Saturday, September 18, 2010

Free (as in beer) wireless pentesting class

As a contribution to the incredibly awesome Security B-Sides unconference in Atlanta, the gang at Errata Security has put together a free training class based on our techniques for completing a professional wireless penetration test. We'll be going over the 5 basic areas of the "gold standard" wireless security assessment, as we do from time to time for a living.

To see what prerequisite knowledge is required to participate, and to register for the class (only a few spots left!), please read more.
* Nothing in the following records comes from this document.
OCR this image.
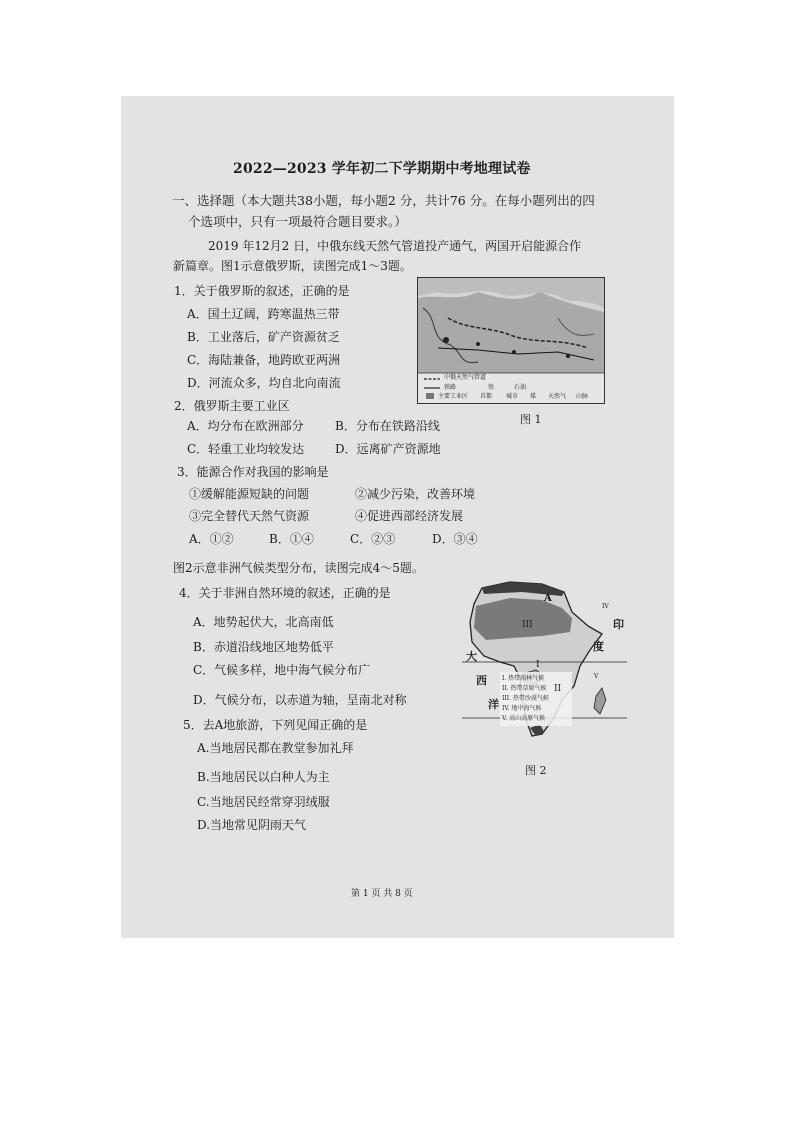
2022—2023 学年初二下学期期中考地理试卷
一、选择题（本大题共38小题，每小题2 分，共计76 分。在每小题列出的四
个选项中，只有一项最符合题目要求。）
2019 年12月2 日，中俄东线天然气管道投产通气，两国开启能源合作
新篇章。图1示意俄罗斯，读图完成1～3题。
1．关于俄罗斯的叙述，正确的是
A．国土辽阔，跨寒温热三带
B．工业落后，矿产资源贫乏
C．海陆兼备，地跨欧亚两洲
D．河流众多，均自北向南流	中俄天然气管道
铁路
主要工业区
铁
首都 城市
石油
煤 天然气 山脉
图 1
2．俄罗斯主要工业区
A．均分布在欧洲部分	B．分布在铁路沿线
C．轻重工业均较发达	D．远离矿产资源地
3．能源合作对我国的影响是
①缓解能源短缺的问题	②减少污染，改善环境
③完全替代天然气资源	④促进西部经济发展
A．①②	B．①④	C．②③	D．③④
图2示意非洲气候类型分布，读图完成4～5题。
4．关于非洲自然环境的叙述，正确的是
A．地势起伏大，北高南低
B．赤道沿线地区地势低平
C．气候多样，地中海气候分布广
D．气候分布，以赤道为轴，呈南北对称
5．去A地旅游，下列见闻正确的是
A.当地居民都在教堂参加礼拜
B.当地居民以白种人为主
C.当地居民经常穿羽绒服
D.当地常见阴雨天气
A
III
I
II
IV
V
I. 热带雨林气候
II. 热带草原气候
III. 热带沙漠气候
IV. 地中海气候
V. 高山高原气候
印
度
大
西
洋
图 2
第 1 页 共 8 页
WiFi pentesting in 5 parts.

#1 Sniffing


Get a proper WiFi adapter. Only 50% of them work for WiFi hacking. If your laptop doesn't have one, get a USB. The best one to have built into your laptop is an Atheros chipset. The best USB is the Alfa AWUS036H (based on the RTL8187L). What's great about the Alfa is its range. It is more sensitive (can listen to packets from further away), and has a more powerful transmitter. The Alfa is $40. You can also find excellent USB adapters for less than $15, but you have to work at it.

List of compatible USB chipsets:
http://www.aircrack-ng.org/doku.php?id=compatibility_drivers

Where to buy: http://www.newegg.com/Store/SubCategory.aspx?SubCategory=31&name=Wireless-Adapters&Order=PRICE

Before the class, test your wifi on programs like WireShark for a successful capture in promiscuous mode. You might also consider a small directional antenna, to boost range even further.

#2 Stumbling


Use NetStumbler, Kismet, or Airdump to find networks to break into (or
Squirrel).

#3 Cracking


Use the "aircrack-ng" suite.
  • If they use 40-bit WEP, you can brute-force the key with just one packet.
  • If they use 128-bit WEP, you need to capture 10,000 packets. You often need to transmit packets in order to encourage them to send more packets.
  • If they use some oddball thing, like LEAP, you need to do special things. (Leapcrack).
  • If they use WPA-PSK, then need to capture a logon. To do that, you probably need to kick somebody off the network by transmitting a disassociate.
  • If they use WPA-enterprise, you are probably screwed.

#4 Eavesdropping (passive)

Once you've cracked the encryption, one thing to do is just eavesdrop and do things like "Sidejacking" (stealing session cookies to get into their e-mail). (Hamster, Ferret)

#5 Hacking (active)

Or, you can connect to their network, nmap scan their company, use Metasploit to hack into their servers.

Some time will be spent at the end of the class reviewing proper documentation for a penetration test as well.

Registration for the class is closed. Class will take place during Security B-Sides Atlanta from 1:00PM to 3:45PM. Bring your laptop for testing, and we'll provide the target environment.

2 comments:

mokum von Amsterdam said...

Very sweet!
As I can't attent I wondered if the contents of the course will be make public at anytime?

Matt Johansen said...

Very awesome addition to the conference! Wish I could be on that coast!